Todo el mundo se volvió hacia un hombre que estaba sentado en el banco de los tribunos. Los tribunos, elegidos por el pueblo, tenían el poder de oponerse a cualquier decisión que tomase el Senado, pero era un poder que raramente se ejercía. Entonces, el tribuno Clodio se puso de pie y levantó la mano.

–Prohíbo esa votación.

De inmediato, Catón se puso en pie también, señalando acusador con el dedo.

–¿Con qué motivo?

Clodio se volvió hacia el senador y sonrió.

–No tengo que darte mis razones, mi querido Catón. Sencillamente, tengo el derecho de prohibir el voto. Eso es todo.

Catón miró hacia el otro lado de la Casa del Senado.

–Pero tienes la obligación moral de explicar tu decisión. Debes darnos motivos.

–¿Debo hacerlo? –Clodio se volvió hacia el cónsul.

Pisón suspiró y meneó la cabeza.

–¡Bah! –se indignó Catón–. El tribuno está abusando de su poder. Si no hay motivo válido para prohibir la votación, y es evidente que no lo hay, entonces no es justo que lo haga.

–Quizá no sea justo –respondió Clodio, con un tono muy natural–. Pero, aun así, es mi privilegio hacerlo. Y no puedes evitarlo.

Sus palabras provocaron aullidos de ira por parte de los que apoyaban a Catón, y según observó Marco, muchos de los senadores parecían furiosos, incluso algunos de los que normalmente apoyaban a César. Se volvió hacia Festo.

–Creo que César está cometiendo un error. No debería apoyarse en Clodio.

–Quizá, pero ¿por qué arriesgarse a perder la votación?

–El amo se arriesga a algo más que a perder la votación. –Marco hizo un gesto hacia la escena airada que tenía lugar en el recinto del Senado.

Los gritos continuaron un momento, antes de que el escribiente de Pisón golpeara con su bastón en el suelo de mármol. Gradualmente el ruido se fue apagando, y Pisón señaló con un gesto de la cabeza a una figura alta, sentada a mitad de camino entre Catón y César.

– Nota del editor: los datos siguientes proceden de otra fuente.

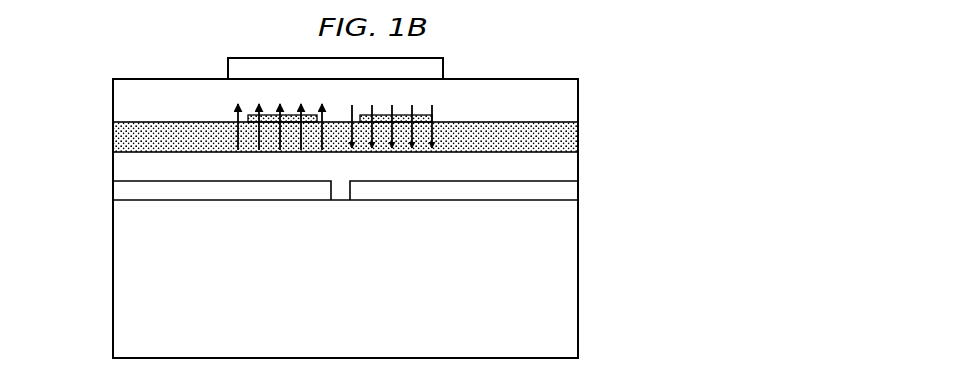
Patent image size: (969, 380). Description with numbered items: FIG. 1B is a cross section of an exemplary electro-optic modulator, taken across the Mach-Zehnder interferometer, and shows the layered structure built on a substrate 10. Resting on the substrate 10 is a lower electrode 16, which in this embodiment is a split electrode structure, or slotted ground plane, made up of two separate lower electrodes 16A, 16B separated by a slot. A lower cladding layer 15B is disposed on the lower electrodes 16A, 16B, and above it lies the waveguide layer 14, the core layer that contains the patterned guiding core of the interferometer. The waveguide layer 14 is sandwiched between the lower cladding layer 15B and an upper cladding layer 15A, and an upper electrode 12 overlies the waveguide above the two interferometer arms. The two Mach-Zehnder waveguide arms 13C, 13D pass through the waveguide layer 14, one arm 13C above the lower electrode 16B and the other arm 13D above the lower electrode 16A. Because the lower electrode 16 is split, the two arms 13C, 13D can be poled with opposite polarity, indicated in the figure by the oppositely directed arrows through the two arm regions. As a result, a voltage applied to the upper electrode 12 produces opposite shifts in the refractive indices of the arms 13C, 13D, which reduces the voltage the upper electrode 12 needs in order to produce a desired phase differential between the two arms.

The substrate 10 is at (578, 287).
The upper electrode 12 is at (228, 70).
The waveguide arm 13C is at (266, 128).
The waveguide arm 13D is at (384, 128).
The waveguide layer 14 is at (553, 120).
The upper cladding layer 15A is at (113, 92).
The lower cladding layer 15B is at (113, 162).
The lower electrode 16 is at (334, 203).
The lower electrode 16A is at (578, 189).
The lower electrode 16B is at (113, 195).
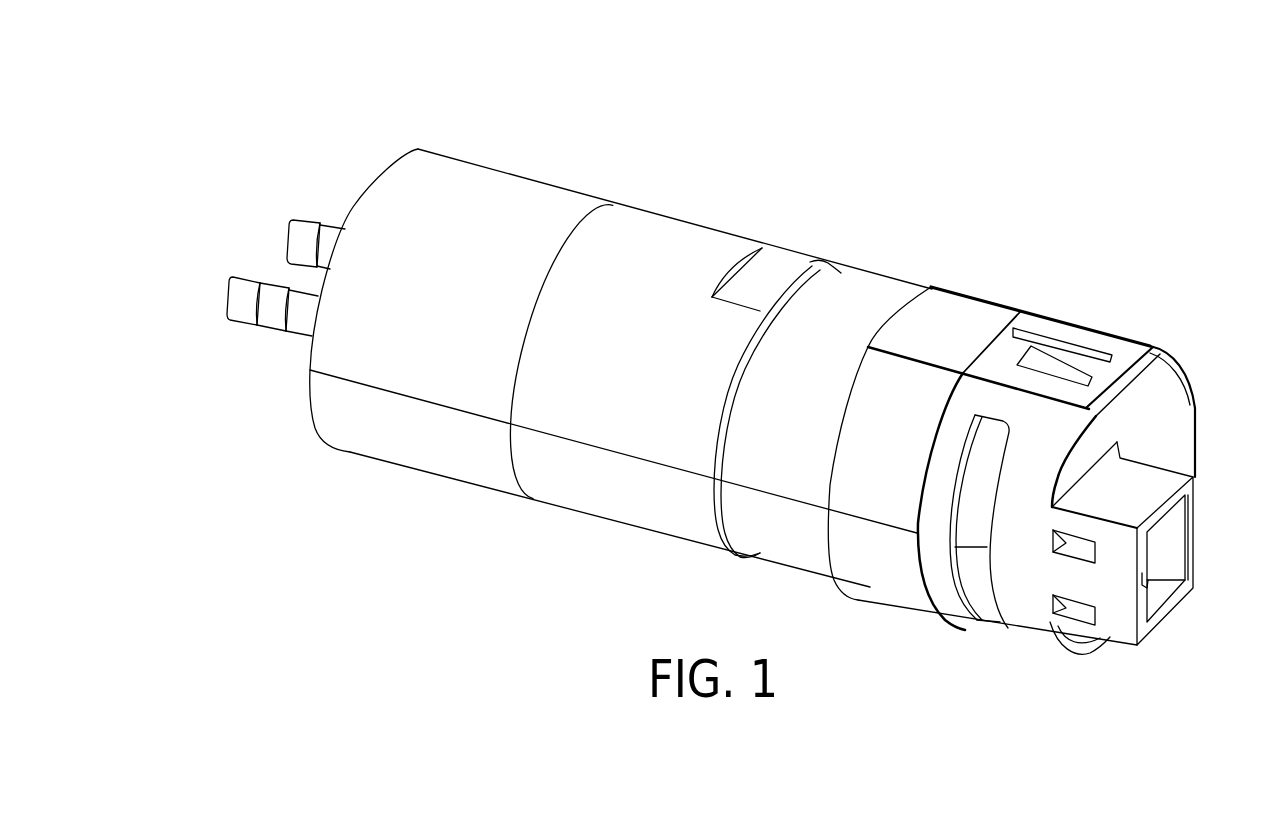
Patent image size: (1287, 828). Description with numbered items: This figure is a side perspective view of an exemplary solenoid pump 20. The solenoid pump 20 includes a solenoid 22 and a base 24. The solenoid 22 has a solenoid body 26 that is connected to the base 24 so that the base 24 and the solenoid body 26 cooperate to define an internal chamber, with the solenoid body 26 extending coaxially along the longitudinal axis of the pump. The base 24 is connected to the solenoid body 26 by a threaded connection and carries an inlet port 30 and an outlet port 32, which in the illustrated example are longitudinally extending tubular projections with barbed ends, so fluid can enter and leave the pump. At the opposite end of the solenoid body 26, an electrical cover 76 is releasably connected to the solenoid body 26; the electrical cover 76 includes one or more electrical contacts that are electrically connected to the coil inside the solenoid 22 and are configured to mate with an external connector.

The solenoid pump 20 is at (828, 133).
The solenoid 22 is at (1196, 328).
The base 24 is at (633, 173).
The solenoid body 26 is at (790, 468).
The inlet port 30 is at (302, 238).
The outlet port 32 is at (242, 293).
The electrical cover 76 is at (1168, 410).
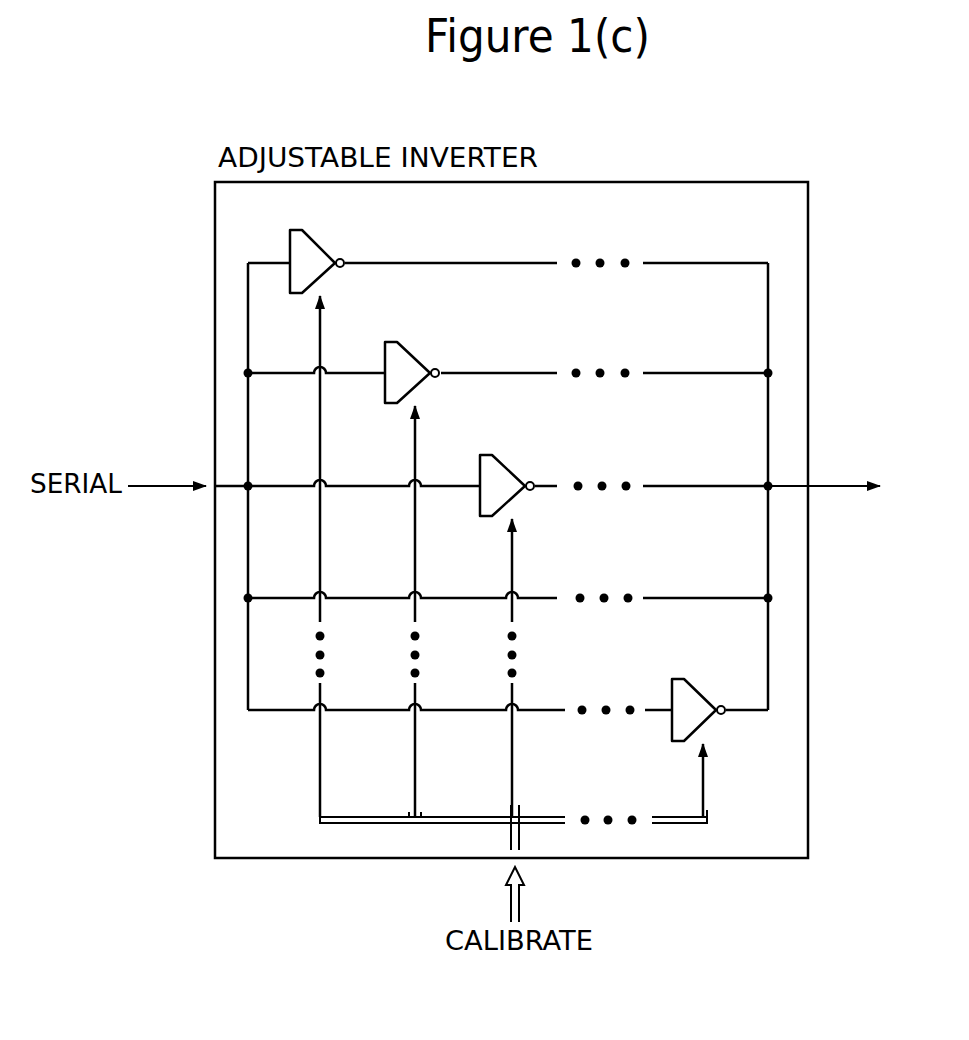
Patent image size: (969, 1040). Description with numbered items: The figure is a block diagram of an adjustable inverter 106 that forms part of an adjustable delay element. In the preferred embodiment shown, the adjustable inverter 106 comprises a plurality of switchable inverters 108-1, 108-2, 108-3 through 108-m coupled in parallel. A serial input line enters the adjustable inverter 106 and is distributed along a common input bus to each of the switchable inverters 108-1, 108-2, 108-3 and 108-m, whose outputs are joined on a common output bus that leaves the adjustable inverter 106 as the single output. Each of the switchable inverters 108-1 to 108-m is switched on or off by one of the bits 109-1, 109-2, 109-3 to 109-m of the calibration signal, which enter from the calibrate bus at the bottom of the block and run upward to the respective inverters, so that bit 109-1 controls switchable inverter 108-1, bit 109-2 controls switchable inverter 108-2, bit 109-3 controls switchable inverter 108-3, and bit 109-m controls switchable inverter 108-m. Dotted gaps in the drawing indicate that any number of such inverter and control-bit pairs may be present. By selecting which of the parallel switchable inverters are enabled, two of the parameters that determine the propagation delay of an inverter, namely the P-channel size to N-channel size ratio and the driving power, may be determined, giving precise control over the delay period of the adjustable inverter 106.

The adjustable inverter 106 is at (511, 500).
The switchable inverter 108-1 is at (332, 249).
The switchable inverter 108-2 is at (429, 360).
The switchable inverter 108-3 is at (523, 472).
The switchable inverter 108-m is at (717, 696).
The bit of the calibration signal 109-1 is at (356, 556).
The bit of the calibration signal 109-2 is at (453, 611).
The bit of the calibration signal 109-3 is at (550, 668).
The bit of the calibration signal 109-m is at (741, 780).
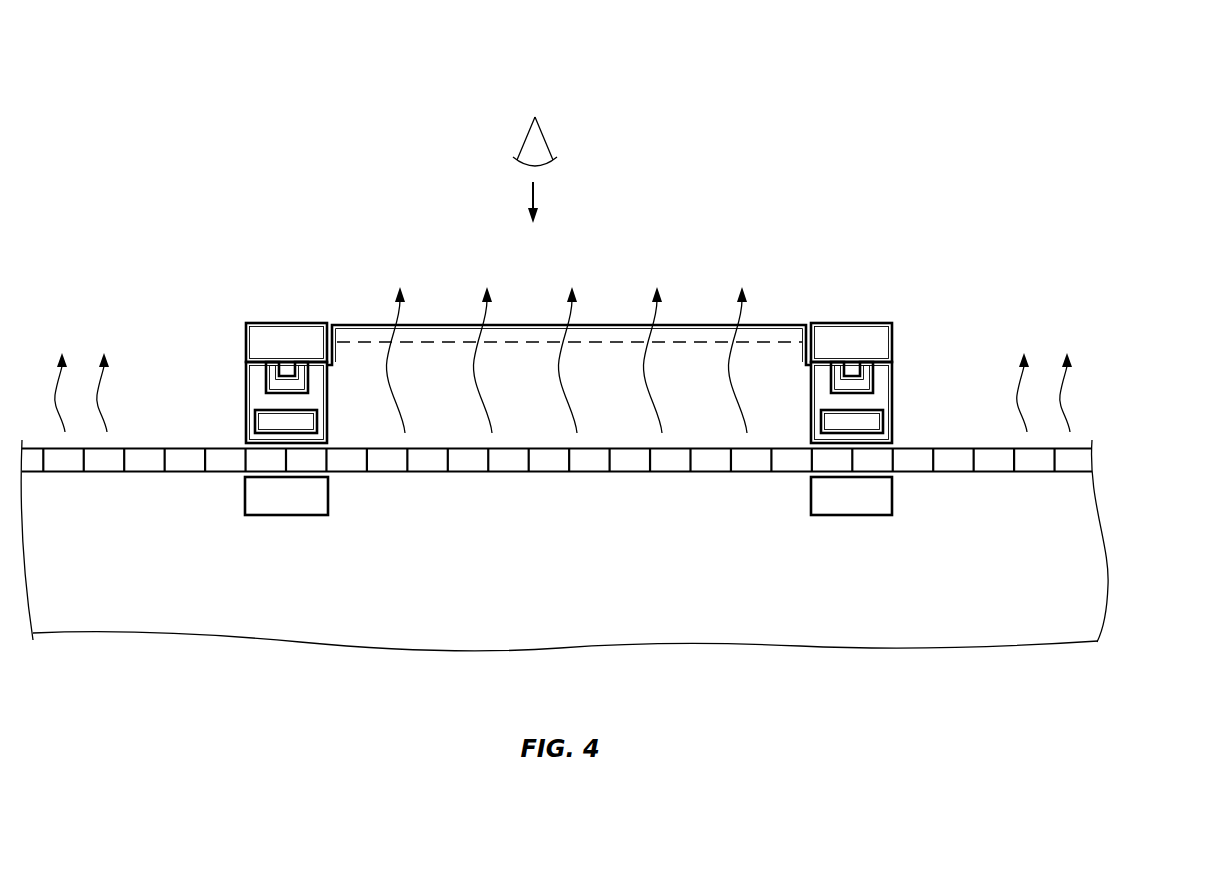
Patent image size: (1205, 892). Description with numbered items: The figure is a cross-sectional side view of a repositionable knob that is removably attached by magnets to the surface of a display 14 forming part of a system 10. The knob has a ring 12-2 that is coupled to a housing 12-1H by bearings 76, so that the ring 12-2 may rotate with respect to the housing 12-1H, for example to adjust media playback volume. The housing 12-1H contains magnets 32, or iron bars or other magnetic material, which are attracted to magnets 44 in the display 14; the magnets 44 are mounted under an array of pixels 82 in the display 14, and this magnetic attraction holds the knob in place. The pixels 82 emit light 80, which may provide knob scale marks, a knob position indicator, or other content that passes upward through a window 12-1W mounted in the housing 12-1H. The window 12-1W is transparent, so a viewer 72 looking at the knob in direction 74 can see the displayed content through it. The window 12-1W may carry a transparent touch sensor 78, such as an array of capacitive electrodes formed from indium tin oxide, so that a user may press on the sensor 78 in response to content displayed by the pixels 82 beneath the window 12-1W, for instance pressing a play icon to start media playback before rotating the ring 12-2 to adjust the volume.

–Tiene la palabra el senador Cicerón.

Marco se inclinó hacia delante, apoyándose en el marco de la ventana. Quería asegurarse de no perderse ni una palabra. Cicerón era uno de los senadores más respetados, y todavía no había elegido el bando al que apoyaría. Lo que dijese ahora podía inclinar la opinión a favor de César, o bien poner al Senado en su contra.

Cicerón fue andando con mucha calma por el espacio abierto que quedaba ante el cónsul y se volvió hacia los senadores que esperaban. Marco notaba la tensión que sentían, pero Cicerón, que era un maestro en los trucos que se podían utilizar al hablar en público, esperó hasta que hubo un silencio completo antes de empezar a hablar.